Strangford is a diploid, intermediate-maturing ryegrass, heading relatively early for its group on the 21 May. The variety is now on the Scottish Recommended list, where it has produced extremely high yields of grass under both silage and grazing, with particularly high first cut yields, producing extra spring forage at that critical time of the year. Under grazing management, Strangford is the highest yielding intermediate diploid variety on the Scottish recommended list at 111%, compared with the mean of the intermediate diploid controls for total yield, also producing excellent shoulder growth (spring and autumn) to help extend the grazing season, improving whole season nitrogen use efficiency. Strangford also produces high quality grass, particularly under silage, with a silage first cut of 70.4 D and 2nd cut of 74.5 D.

Strangford is the latest ryegrass variety to be released from the hugely successful AFBI forage grass breeding programme based at Loughgall, which is supported by funding from the Department of Agriculture, Environment and Rural Affairs (DAERA). There are currently twenty-two ryegrass varieties bred by AFBI included on recommended lists across the UK and Ireland, all of which have been bred in N. Ireland, for local use on farm. New varieties show consistent and significant improvements in traits such as yield, digestibility and disease resistance, with annual yield improvements shown of 0.52% under silage management and 0.35% under grazing. Ruminant performance has been shown to increase when forage contains higher amounts of metabolizable energy and with increasing digestibility, and therefore new improved varieties can also improve production, as well as reduce potentially harmful methane emissions.

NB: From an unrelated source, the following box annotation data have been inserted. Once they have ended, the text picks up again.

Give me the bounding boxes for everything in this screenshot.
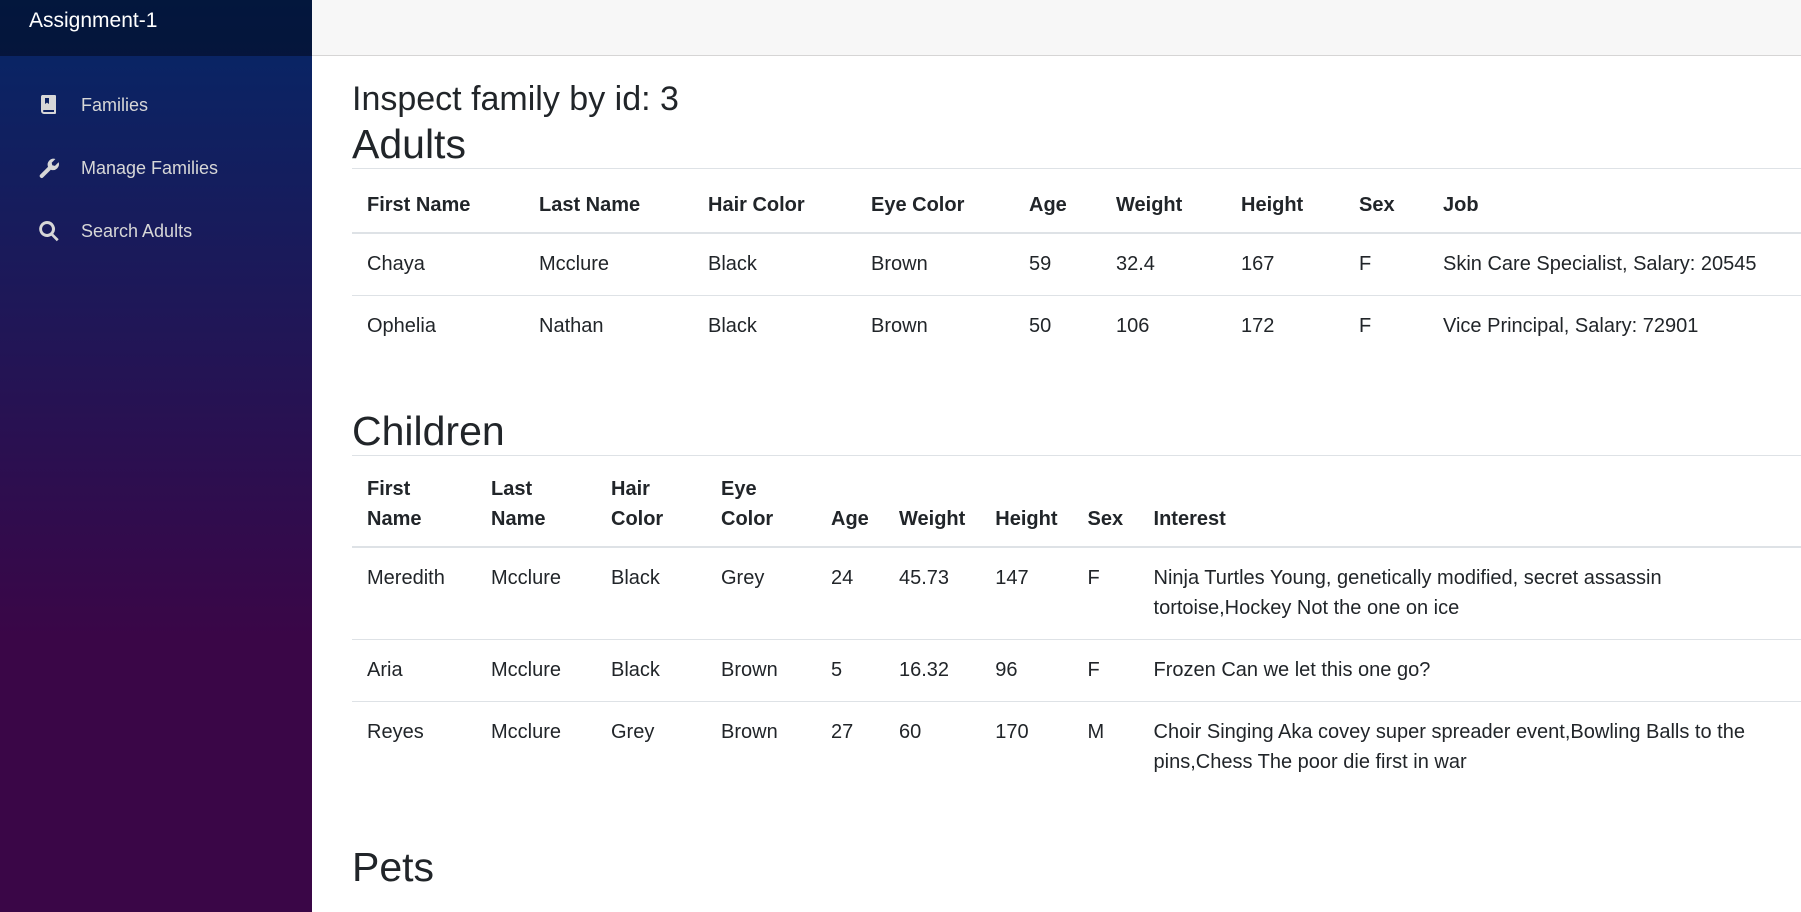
table-cell: Brown — [871, 252, 928, 275]
table-cell: Black — [611, 567, 660, 589]
app-brand-link[interactable]: Assignment-1 — [29, 0, 283, 42]
column-header: Age — [816, 454, 884, 548]
column-header: Hair Color — [596, 454, 706, 548]
table-cell: 172 — [1226, 294, 1344, 357]
table-cell: Ophelia — [352, 294, 524, 357]
sidebar-item-manage-families[interactable]: Manage Families — [19, 140, 293, 196]
table-cell: 24 — [831, 567, 854, 589]
adults-table: First Name Last Name Hair Color Eye Colo… — [352, 168, 1801, 357]
top-row — [312, 0, 1801, 56]
pets-heading: Pets — [352, 844, 435, 890]
table-cell: F — [1087, 567, 1100, 589]
table-cell: 147 — [995, 567, 1029, 589]
table-cell: Choir Singing Aka covey super spreader e… — [1138, 701, 1801, 793]
table-cell: Mcclure — [476, 639, 596, 702]
table-cell: F — [1359, 252, 1372, 275]
table-cell: Meredith — [367, 567, 445, 589]
sidebar-nav: Families Manage Families Search Adults — [0, 56, 312, 259]
table-cell: 170 — [980, 701, 1073, 793]
table-cell: Nathan — [524, 294, 693, 357]
table-cell: Chaya — [367, 252, 425, 275]
column-header: First Name — [352, 168, 524, 234]
table-cell: Brown — [856, 294, 1014, 357]
table-header-row: First Name Last Name Hair Color Eye Colo… — [352, 168, 1801, 234]
sidebar-item-label: Search Adults — [81, 220, 193, 241]
table-cell: Grey — [721, 567, 765, 589]
column-header: Weight — [884, 454, 981, 548]
column-header: Last Name — [476, 454, 596, 548]
table-cell: 5 — [816, 639, 884, 702]
table-cell: Ninja Turtles Young, genetically modifie… — [1153, 567, 1662, 619]
table-cell: 50 — [1014, 294, 1101, 357]
table-cell: Brown — [706, 639, 816, 702]
table-cell: Mcclure — [491, 567, 562, 589]
children-heading: Children — [352, 407, 505, 454]
search-icon — [37, 219, 61, 243]
wrench-icon — [37, 156, 61, 180]
table-row: Ophelia Nathan Black Brown 50 106 172 F … — [352, 294, 1801, 357]
column-header: Sex — [1072, 454, 1139, 548]
table-cell: F — [1344, 294, 1428, 357]
table-cell: Black — [693, 294, 856, 357]
table-row: Chaya Mcclure Black Brown 59 32.4 167 F … — [352, 233, 1801, 296]
column-header: Sex — [1344, 168, 1428, 234]
table-cell: Aria — [352, 639, 476, 702]
main-content: Inspect family by id: 3 Adults First Nam… — [352, 56, 1801, 912]
table-row: Aria Mcclure Black Brown 5 16.32 96 F Fr… — [352, 639, 1801, 702]
table-cell: Brown — [706, 701, 816, 793]
sidebar-item-label: Manage Families — [81, 157, 219, 178]
page-title: Inspect family by id: 3 — [352, 80, 679, 118]
sidebar: Assignment-1 Families Manage Families Se… — [0, 0, 312, 912]
column-header: Weight — [1101, 168, 1226, 234]
table-cell: 96 — [980, 639, 1073, 702]
table-cell: Skin Care Specialist, Salary: 20545 — [1443, 252, 1757, 275]
column-header: Hair Color — [693, 168, 856, 234]
table-cell: 45.73 — [899, 567, 950, 589]
column-header: Height — [980, 454, 1073, 548]
column-header: First Name — [352, 454, 476, 548]
table-header-row: First Name Last Name Hair Color Eye Colo… — [352, 454, 1801, 548]
book-icon — [37, 93, 61, 117]
table-cell: 60 — [884, 701, 981, 793]
table-cell: Grey — [596, 701, 706, 793]
table-cell: 106 — [1101, 294, 1226, 357]
table-cell: Mcclure — [476, 701, 596, 793]
table-cell: 16.32 — [884, 639, 981, 702]
column-header: Eye Color — [706, 454, 816, 548]
table-cell: Mcclure — [539, 252, 610, 275]
sidebar-item-families[interactable]: Families — [19, 77, 293, 133]
table-row: Meredith Mcclure Black Grey 24 45.73 147… — [352, 547, 1801, 640]
column-header: Eye Color — [856, 168, 1014, 234]
table-cell: F — [1072, 639, 1139, 702]
column-header: Job — [1428, 168, 1801, 234]
table-cell: Frozen Can we let this one go? — [1138, 639, 1801, 702]
adults-heading: Adults — [352, 121, 466, 167]
table-cell: Black — [596, 639, 706, 702]
sidebar-item-search-adults[interactable]: Search Adults — [19, 203, 293, 259]
table-row: Reyes Mcclure Grey Brown 27 60 170 M Cho… — [352, 701, 1801, 793]
column-header: Last Name — [524, 168, 693, 234]
table-cell: 27 — [816, 701, 884, 793]
column-header: Interest — [1138, 454, 1801, 548]
table-cell: 167 — [1241, 252, 1275, 275]
table-cell: M — [1072, 701, 1139, 793]
sidebar-item-label: Families — [81, 94, 149, 115]
children-table: First Name Last Name Hair Color Eye Colo… — [352, 454, 1801, 793]
column-header: Height — [1226, 168, 1344, 234]
table-cell: Vice Principal, Salary: 72901 — [1428, 294, 1801, 357]
table-cell: Black — [708, 252, 757, 275]
brand-bar: Assignment-1 — [0, 0, 312, 56]
table-cell: 59 — [1029, 252, 1052, 275]
table-cell: Reyes — [352, 701, 476, 793]
column-header: Age — [1014, 168, 1101, 234]
table-cell: 32.4 — [1116, 252, 1155, 275]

The AFBI Forage Grass Breeding Programme continues to play a vital role in increasing productivity from local grassland farms. AFBI has launched over 30 varieties for local use, all of which have been proven to show significant improvements compared with older varieties. Each variety has undergone extensive testing in trials across the UK before release to the market and has been proven to be of equal or better performance to its competitors for key traits. As the AFBI grass breeding programme continues to thrive, the team continue to use advances in grass breeding science to develop a steady supply of new varieties that can meet the ever-changing demands of the future grassland industry in Northern Ireland.